Mumbai: Differing stances adopted by independent directors over the continuation of Cyrus Mistry as chairman of various Tata group companies begs the question: Do these individuals truly understand their role and do justice to it?
A critical cog in a firm’s corporate governance framework, independent directors are expected to walk the fine line between safeguarding the interests of minority shareholders and those of the promoters. However, typically, they have toed the line of promoter-shareholders.
The stand adopted by the independent directors of some of the companies in the ongoing Ratan Tata-Cyrus Mistry spat, in that sense, is unprecedented. But experts and investors caution it shouldn’t be viewed as an assertion of their independence in the true sense; on the other hand, they have got drawn into a personality conflict and, in the process, may have compromised interests of the wider community of shareholders.
“This is not about independent directors showing their independence. It’s a personal fight between two individuals,” said a top executive at a mutual fund, which has investments in several Tata group companies.
In a boardroom coup on 24 October, Mistry was removed as chairman of Tata Sons, the holding company of the $103 billion Tata group, and replaced by the group’s former boss Ratan Tata as interim chairman. This was followed by attempts by Tata Sons to eject Mistry from the post of chairman at several operating companies of the group, and the role of independent directors in these companies has come into sharp focus.
To be sure, Tata Sons calling for a shareholder resolution to remove Nusli Wadia, one of the independent directors from its boards, has only reinforced such arguments. “Singling him (Wadia) out adds fuel to the rumours that the differences are personality-driven, rather than issue-based,” said proxy advisory firm Institutional Investor Advisory Services in a 15 November note.
Independent directors at three among half-a-dozen firms—Tata Chemicals Ltd, Indian Hotels Co. Ltd, and Tata Motors Ltd—reposed faith in the management. While the first two put out statements supporting Mistry, Tata Motors has refused to be drawn into the Tata-Mistry spat, saying the company board was collectively responsible for all decisions relating to strategy and operations.
Springing a surprise on Mistry, the board of directors of Tata Global Beverages Ltd on Tuesday voted in favour of a resolution that sought his removal as chairman.

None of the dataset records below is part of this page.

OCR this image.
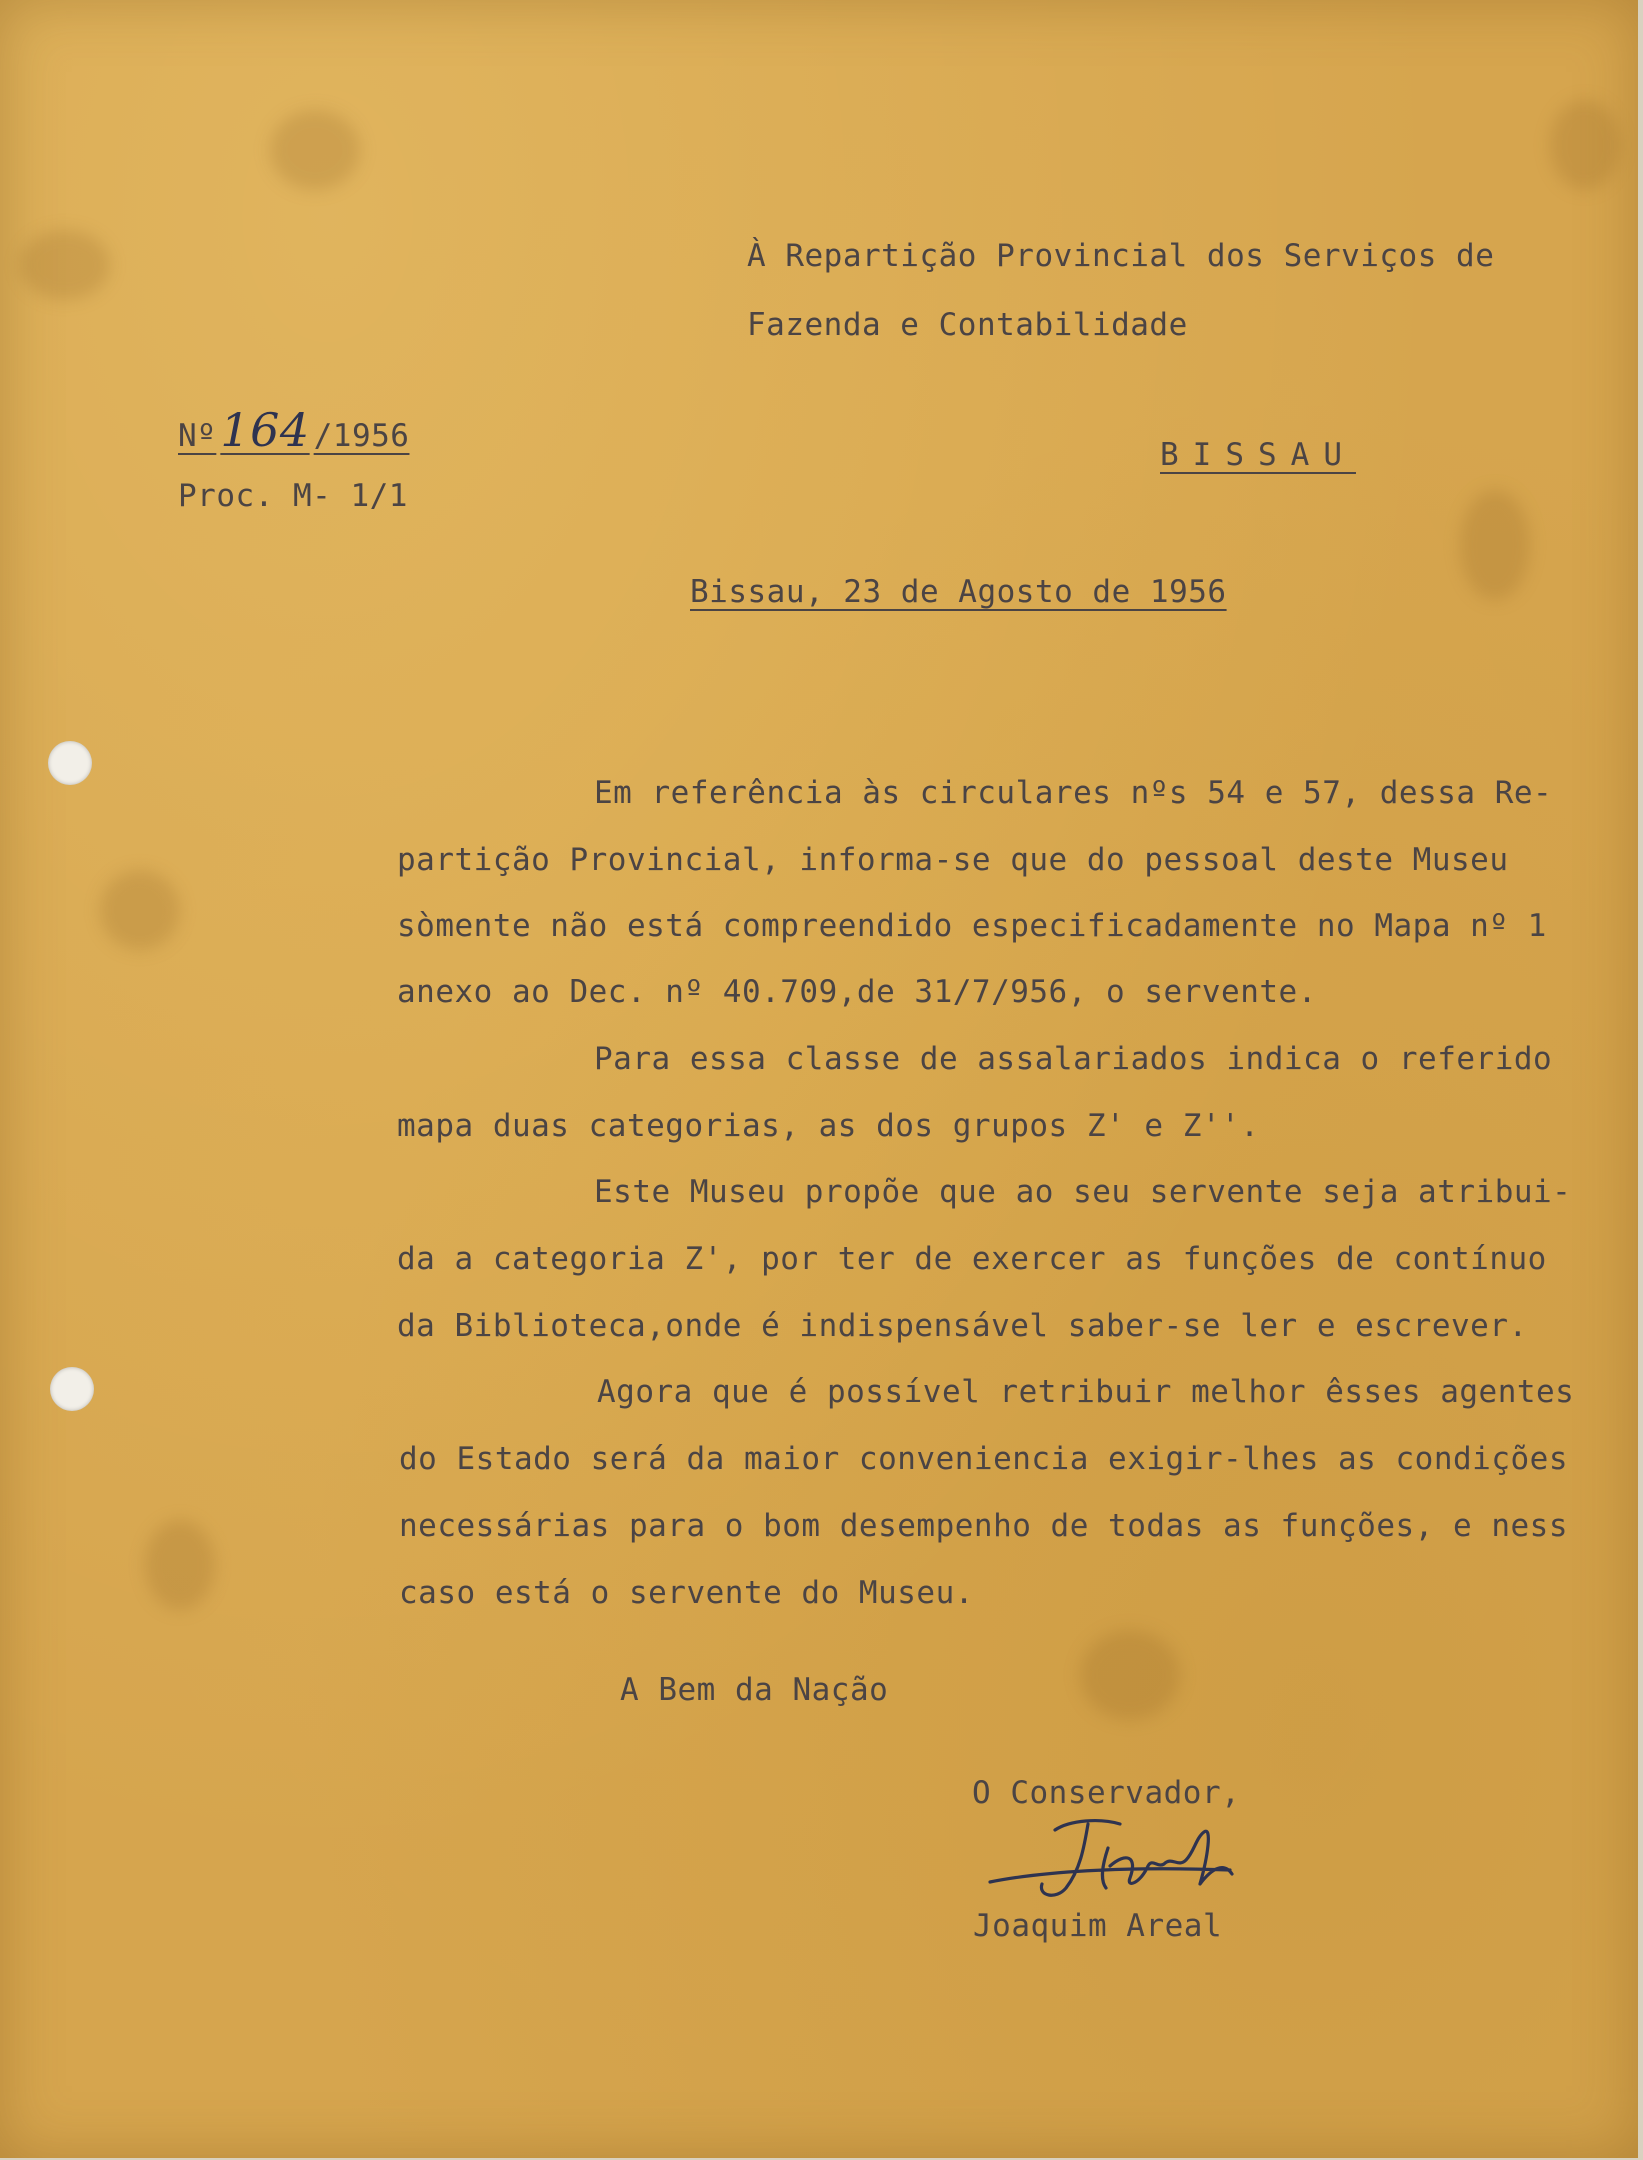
À Repartição Provincial dos Serviços de
Fazenda e Contabilidade
Nº164 /1956
Proc. M- 1/1
BISSAU
Bissau, 23 de Agosto de 1956
Em referência às circulares nºs 54 e 57, dessa Re-
partição Provincial, informa-se que do pessoal deste Museu
sòmente não está compreendido especificadamente no Mapa nº 1
anexo ao Dec. nº 40.709,de 31/7/956, o servente.
Para essa classe de assalariados indica o referido
mapa duas categorias, as dos grupos Z' e Z''.
Este Museu propõe que ao seu servente seja atribui-
da a categoria Z', por ter de exercer as funções de contínuo
da Biblioteca,onde é indispensável saber-se ler e escrever.
Agora que é possível retribuir melhor êsses agentes
do Estado será da maior conveniencia exigir-lhes as condições
necessárias para o bom desempenho de todas as funções, e ness
caso está o servente do Museu.
A Bem da Nação
O Conservador,
Joaquim Areal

Regulatory provisions in India require listed companies to institute balanced boards with adequate representation of independent directors to strengthen the internal control mechanism and encourage greater trust between the company and its stakeholders. In some senses, in the Tata-Mistry spat, the spirit of the law has been overlooked, say experts.
J.N. Gupta, co-founder of advisory Stakeholder Empowerment Services, says that while there’s indeed a corporate governance issue at Tata group, by “ganging up” or “taking sides”, the independent directors are creating bigger governance issues, he said.

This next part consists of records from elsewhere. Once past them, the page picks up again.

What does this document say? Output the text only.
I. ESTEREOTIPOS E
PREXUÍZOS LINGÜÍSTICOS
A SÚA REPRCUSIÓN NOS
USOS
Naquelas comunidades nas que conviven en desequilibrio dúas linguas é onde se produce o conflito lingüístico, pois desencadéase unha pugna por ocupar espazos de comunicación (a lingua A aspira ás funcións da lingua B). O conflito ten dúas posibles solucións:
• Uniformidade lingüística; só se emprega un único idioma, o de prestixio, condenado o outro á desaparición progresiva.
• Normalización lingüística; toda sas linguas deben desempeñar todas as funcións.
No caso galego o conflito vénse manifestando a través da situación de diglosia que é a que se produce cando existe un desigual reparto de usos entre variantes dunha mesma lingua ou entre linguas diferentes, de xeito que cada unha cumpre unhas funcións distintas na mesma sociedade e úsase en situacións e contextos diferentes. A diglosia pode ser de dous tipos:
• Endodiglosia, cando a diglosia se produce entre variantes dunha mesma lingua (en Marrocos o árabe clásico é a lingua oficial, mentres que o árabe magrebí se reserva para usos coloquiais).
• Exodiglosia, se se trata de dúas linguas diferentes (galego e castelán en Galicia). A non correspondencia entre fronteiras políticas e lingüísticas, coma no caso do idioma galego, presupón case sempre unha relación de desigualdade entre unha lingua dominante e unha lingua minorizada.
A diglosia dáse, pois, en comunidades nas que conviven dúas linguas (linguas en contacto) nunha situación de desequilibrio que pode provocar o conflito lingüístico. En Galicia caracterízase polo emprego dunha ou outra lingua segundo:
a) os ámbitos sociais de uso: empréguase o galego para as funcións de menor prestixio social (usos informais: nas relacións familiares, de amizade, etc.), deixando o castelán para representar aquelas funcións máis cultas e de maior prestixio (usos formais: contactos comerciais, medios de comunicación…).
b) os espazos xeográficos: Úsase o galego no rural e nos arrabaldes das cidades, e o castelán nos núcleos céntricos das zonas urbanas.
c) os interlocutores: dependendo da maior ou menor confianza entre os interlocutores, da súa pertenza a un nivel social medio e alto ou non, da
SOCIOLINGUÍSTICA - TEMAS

As per Companies Act 2013 Section 149(8), if independent directors have concerns about the running of the company or a proposed action, they need to ensure that these are addressed by the board till they are resolved. Also, concerns need to be recorded in the minutes of the board meeting.
Some key obligations, says Tejesh Chitlangi, partner at IC Legal, seem to have been ignored by the independent directors in case of at least a few Tata companies. Citing instances of companies in which independent directors have opposed allowing the current chairman to continue, he said there is nothing on record suggesting that the independent directors in the past had raised any objections/concerns about the unsatisfactory conduct or functioning of the chairperson.
“Supporting the ouster of the chairperson suddenly is by no means a non-material event,” said Chitlangi.
The company law further requires an independent director to not let any extraneous considerations impact his or her exercise of objective independent judgment in the interest of the company, while agreeing or disagreeing from the judgment of the board.
“I don’t think any independent director is truly independent. Very few people come on board based on merit,” said the mutual fund executive cited earlier.
It is the compensation and incentive system that creates conflict of interest, says Sumit Agarwal, ex-Sebi official and Partner, Suvan Law Advisors. “It is unclear what prompts the independent directors to monitor and confront management, given that they are not significant shareholders, do not receive performance-based compensation, and often owe their appointment to the managers they monitor.”
To be sure, the law governs that the so-called Nomination and Remuneration Committee which appraises the performance and compensation of the top personnel in the company including the chairman, should consist of three or more non-executive directors, out of which not less than half must be independent directors.